No, desde luego, cuando habla en general del arte y la estética, pero sí cuando se ocupa de lo que para él es la aportación principal del artista:

 

«si la cultura es la vía de desarrollo necesaria desde la familia a la humanidad, entonces la elevación del sentimiento de culpa es inescindible de ella, como resultado del conflicto innato de ambivalencia, como resultado de la eterna lucha entre amor y pugna por la muerte; y lo es, acaso, hasta cimas que pueden serle difícilmente soportables al individuo.
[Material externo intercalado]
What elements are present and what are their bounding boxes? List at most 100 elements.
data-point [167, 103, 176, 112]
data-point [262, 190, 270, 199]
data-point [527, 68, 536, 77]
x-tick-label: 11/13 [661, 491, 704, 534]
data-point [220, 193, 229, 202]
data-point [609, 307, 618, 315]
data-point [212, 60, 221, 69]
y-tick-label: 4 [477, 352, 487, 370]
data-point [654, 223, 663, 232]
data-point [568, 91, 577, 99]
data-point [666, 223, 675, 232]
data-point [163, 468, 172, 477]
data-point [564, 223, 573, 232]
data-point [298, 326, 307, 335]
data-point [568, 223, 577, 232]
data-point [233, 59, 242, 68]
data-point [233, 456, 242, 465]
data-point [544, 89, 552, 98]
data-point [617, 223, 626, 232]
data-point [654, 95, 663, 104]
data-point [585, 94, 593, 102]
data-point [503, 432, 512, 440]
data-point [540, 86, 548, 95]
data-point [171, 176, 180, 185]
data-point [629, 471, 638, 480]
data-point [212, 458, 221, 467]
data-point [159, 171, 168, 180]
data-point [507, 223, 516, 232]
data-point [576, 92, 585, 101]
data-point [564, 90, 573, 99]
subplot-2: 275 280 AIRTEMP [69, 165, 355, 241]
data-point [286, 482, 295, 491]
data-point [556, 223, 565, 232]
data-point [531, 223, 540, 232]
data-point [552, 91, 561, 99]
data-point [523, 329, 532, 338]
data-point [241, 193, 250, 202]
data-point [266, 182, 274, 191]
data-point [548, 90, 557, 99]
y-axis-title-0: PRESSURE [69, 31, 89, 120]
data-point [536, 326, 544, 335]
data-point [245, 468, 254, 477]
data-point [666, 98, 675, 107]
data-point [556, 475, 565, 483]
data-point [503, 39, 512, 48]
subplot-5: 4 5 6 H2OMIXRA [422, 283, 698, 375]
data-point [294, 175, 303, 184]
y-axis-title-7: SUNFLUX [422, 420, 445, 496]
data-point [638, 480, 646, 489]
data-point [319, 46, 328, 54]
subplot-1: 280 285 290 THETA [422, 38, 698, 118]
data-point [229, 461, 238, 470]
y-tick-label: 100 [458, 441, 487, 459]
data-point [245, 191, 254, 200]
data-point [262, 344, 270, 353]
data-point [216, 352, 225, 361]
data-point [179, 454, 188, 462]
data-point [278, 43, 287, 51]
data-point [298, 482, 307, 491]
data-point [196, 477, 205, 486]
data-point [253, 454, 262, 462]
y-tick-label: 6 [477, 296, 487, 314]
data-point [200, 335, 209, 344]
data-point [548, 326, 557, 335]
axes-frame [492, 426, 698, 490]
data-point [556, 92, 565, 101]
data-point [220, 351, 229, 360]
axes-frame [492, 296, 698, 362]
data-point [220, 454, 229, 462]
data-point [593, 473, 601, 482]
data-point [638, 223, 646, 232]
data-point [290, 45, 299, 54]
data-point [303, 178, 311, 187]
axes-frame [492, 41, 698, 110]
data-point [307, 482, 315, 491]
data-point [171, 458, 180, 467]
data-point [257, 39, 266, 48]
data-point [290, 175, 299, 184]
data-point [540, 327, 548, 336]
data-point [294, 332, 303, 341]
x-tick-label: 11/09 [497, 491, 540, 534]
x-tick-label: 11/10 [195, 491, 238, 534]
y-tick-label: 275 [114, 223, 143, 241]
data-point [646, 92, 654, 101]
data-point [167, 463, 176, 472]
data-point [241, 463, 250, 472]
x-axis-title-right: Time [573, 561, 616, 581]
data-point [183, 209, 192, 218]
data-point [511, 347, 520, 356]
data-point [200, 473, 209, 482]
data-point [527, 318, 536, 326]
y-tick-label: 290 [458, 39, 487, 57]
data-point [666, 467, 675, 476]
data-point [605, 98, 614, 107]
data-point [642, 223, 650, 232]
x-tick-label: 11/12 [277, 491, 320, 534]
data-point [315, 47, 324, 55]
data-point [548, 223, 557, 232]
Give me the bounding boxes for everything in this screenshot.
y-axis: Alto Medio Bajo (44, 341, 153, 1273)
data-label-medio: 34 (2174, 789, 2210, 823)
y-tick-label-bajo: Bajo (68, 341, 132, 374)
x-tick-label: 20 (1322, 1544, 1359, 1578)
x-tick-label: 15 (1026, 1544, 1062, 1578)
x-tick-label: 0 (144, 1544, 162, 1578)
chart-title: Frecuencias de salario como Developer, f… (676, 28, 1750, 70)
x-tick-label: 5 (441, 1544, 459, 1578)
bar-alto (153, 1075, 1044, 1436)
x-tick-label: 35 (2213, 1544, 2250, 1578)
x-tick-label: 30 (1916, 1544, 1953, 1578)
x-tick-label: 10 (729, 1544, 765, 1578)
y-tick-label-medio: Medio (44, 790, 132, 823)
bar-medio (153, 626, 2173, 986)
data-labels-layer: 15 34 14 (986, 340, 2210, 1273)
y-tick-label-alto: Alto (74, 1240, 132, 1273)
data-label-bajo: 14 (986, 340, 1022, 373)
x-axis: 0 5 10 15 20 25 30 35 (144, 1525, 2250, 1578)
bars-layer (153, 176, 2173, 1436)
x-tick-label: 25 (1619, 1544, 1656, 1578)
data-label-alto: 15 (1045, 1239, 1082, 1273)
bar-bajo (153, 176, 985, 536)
Le viene a uno a la memoria la sobrecogedora acusación del gran poeta a los poderes celestiales:

 

Nos ponéis en medio de la vida,

dejáis que la pobre criatura se llene de culpas:

luego a su cargo le dejáis la pena;

pues toda culpa se paga sobre la Tierra.

 

«Y uno bien puede suspirar por el saber que es dado a ciertos hombres: espigan sin trabajo, del torbellino de sus propios sentimientos, las intelecciones más hondas hacia las cuales los demás, nosotros todos, hemos debido abrirnos paso en medio de una incertidumbre torturante y a través de unos desconcertados tanteos.»

 

[Sigmund Freud: El malestar en la cultura]

 

 

Como ven, cuando aquí como en otros tantos lugares de su obra se refiere Freud al que para él es el poeta por antonomasia, Goethe, para nada hace referencia a la belleza y sus efectos narcóticos, sino, precisamente, a todo lo contrario: habla de su capacidad de alcanzar la más honda intelección -es decir: la formulación más profunda y exacta- de cierta experiencia humana -de cierta verdad subjetiva- que tiene que ver, no con la belleza del mundo, sino, bien por el contrario, con el dolor con el que el mundo real hace penar al ser humano.

 

luego a su cargo le dejáis la pena;

pues toda culpa se paga sobre la Tierra.

 

 

Y bien, ¿que decir de este aspecto de la cultura que lejos de combatir, amortiguar o encubrir las fuentes del penar las nombra y las afronta?

 

Como ven, de pronto, la definición misma de cultura que el propio Freud se da resulta insuficiente, como insuficiente, y con la misma cadencia, se ha manifestado su caracterización del arte.

 

En el límite, ambas definiciones -la de la cultura como vía para amortiguar el dolor y la del arte como vía para embriagarse de belleza- resultan insuficientes y se abre, inevitablemente, un más allá: el de la cultura como dolorosa gestión de la agresividad y el arte como exploración de lo real.

 

En ambos casos: son movimientos conceptuales que apuntan más allá del principio del placer y participan, en esa misma medida, de la pulsión de muerte.